The invention generally relates to a method and/or associated arrangement for the production of a solution from at least one solid matter in a solvent. In addition, the invention also generally relates to uses of the arrangement and/or the method, for example in chemical analyses.

2. Background

In biomedical technology there is a requirement for solid matters to be dissolved in a solvent. Such solid matters are for example reagents that are stored as a dry mixture with negligible vapor pressure and form a stable substance at room temperature. Only when needed are they dissolved for the intended use in analysis.
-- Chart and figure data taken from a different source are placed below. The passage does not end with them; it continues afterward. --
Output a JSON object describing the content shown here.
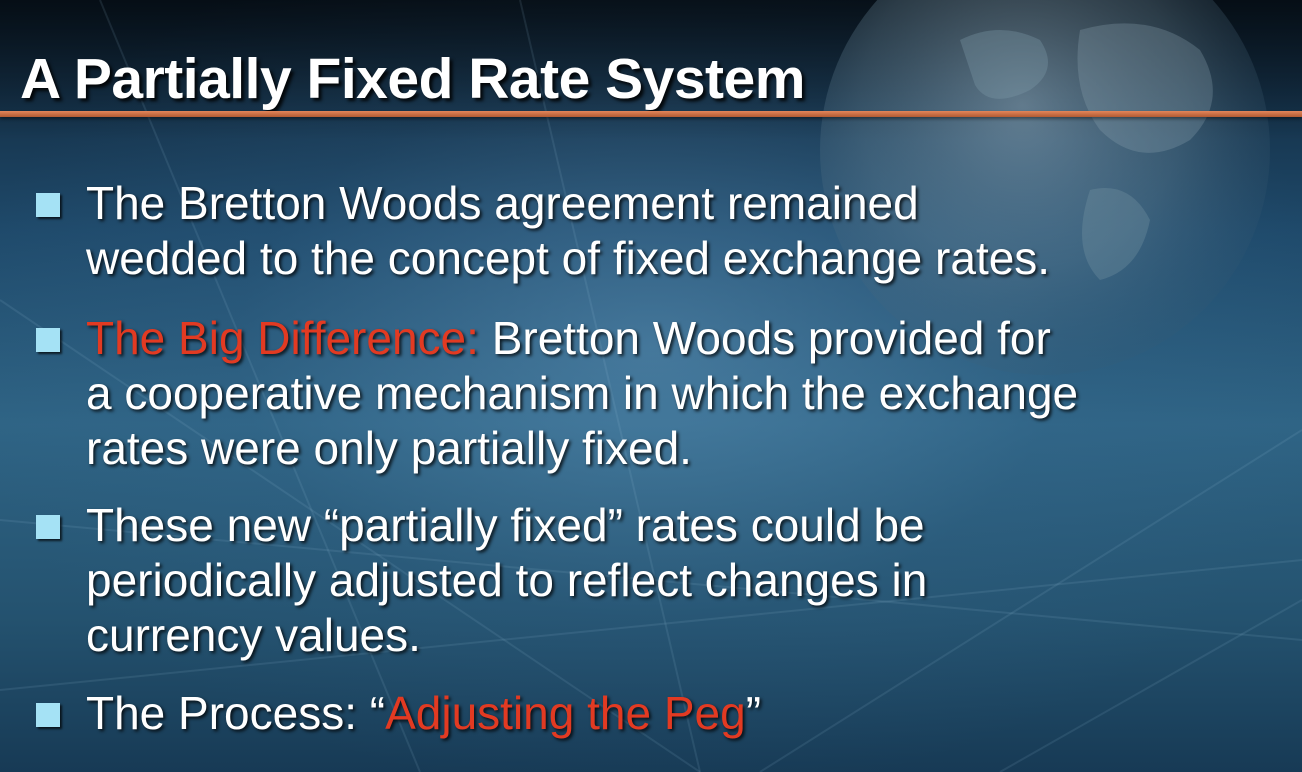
{
  "slide": {
    "title": "A Partially Fixed Rate System",
    "colors": {
      "accent_rule": "#c86a3f",
      "bullet_square": "#a5e2f5",
      "highlight_red": "#e23a22",
      "text": "#ffffff"
    },
    "bullets": [
      {
        "lines": [
          "The Bretton Woods agreement remained",
          "wedded to the concept of fixed exchange rates."
        ]
      },
      {
        "highlight": "The Big Difference:",
        "lines": [
          " Bretton Woods provided for",
          "a cooperative mechanism in which the exchange",
          "rates were only partially fixed."
        ]
      },
      {
        "lines": [
          "These new “partially fixed” rates could be",
          "periodically adjusted to reflect changes in",
          "currency values."
        ]
      },
      {
        "prefix": "The Process: “",
        "highlight": "Adjusting the Peg",
        "suffix": "”"
      }
    ]
  }
}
A device of this type is described for example in WO 02/072262 A1. In particular, an analysis device in which dry reagents are stored as solid matters and when needed are dissolved in a solvent is formed there as an easy-to-handle chip card.

If the actual intended use of the dry reagents is preceded by rinsing steps and other measures, it is required that dissolving of the solid matter which is soluble in the solvent is initially prevented and that the solution of a precisely defined composition and quantity to be set is only produced when it is needed. This is the case in particular with the PCR reaction (Polymerase Chain Reaction), in which the PCR reagent initially has to be protected in the reaction chamber and is only to be released after the DNA has been supplied, concentrated and purified.

In the case of the analysis device according to WO 02/072262 A1, for use in biochemical analysis the dry reagents present in the chip card can be stored already in a pre-measured and pre-portioned form for the analysis. In this case, a solution with a precisely defined amount of reagent is produced in conjunction with a solvent from a prepared reservoir of the pre-portioned reagents. Furthermore, EP 0 434 742 B1 discloses a disposable detector arrangement for real-time liquid analysis in which a liquid sample is automatically analyzed by use of a disposable sensor and the associated measured values are output. The important aspect here is that the analysis reagent is kept ready as a liquid.

For medical applications, U.S. Pat. No. 1,572,323 A and U.S. Pat. No. 1,603,877 also disclose sample containers which contain a liquid in a closed system and, initially separate from it, reagents. The solid reagents can be dissolved in the liquid by suitable measures. Furthermore, US 2002/0187560 A1 discloses a microfluidic device which is suitable for combining discrete volumes of liquid with one another in channels and supplying them to a sample chamber. In this case, the actuation of these microfluidic devices may take place pneumatically or magnetically. Furthermore, US 2004/0171170 A1, which is not a prior publication, discloses a device with a multiplicity of cavities of which two types of cavities respectively can be charged in parallel with volumes of liquid. Thus, individual microcavities are respectively connected separately via fluid channels to a liquid reservoir.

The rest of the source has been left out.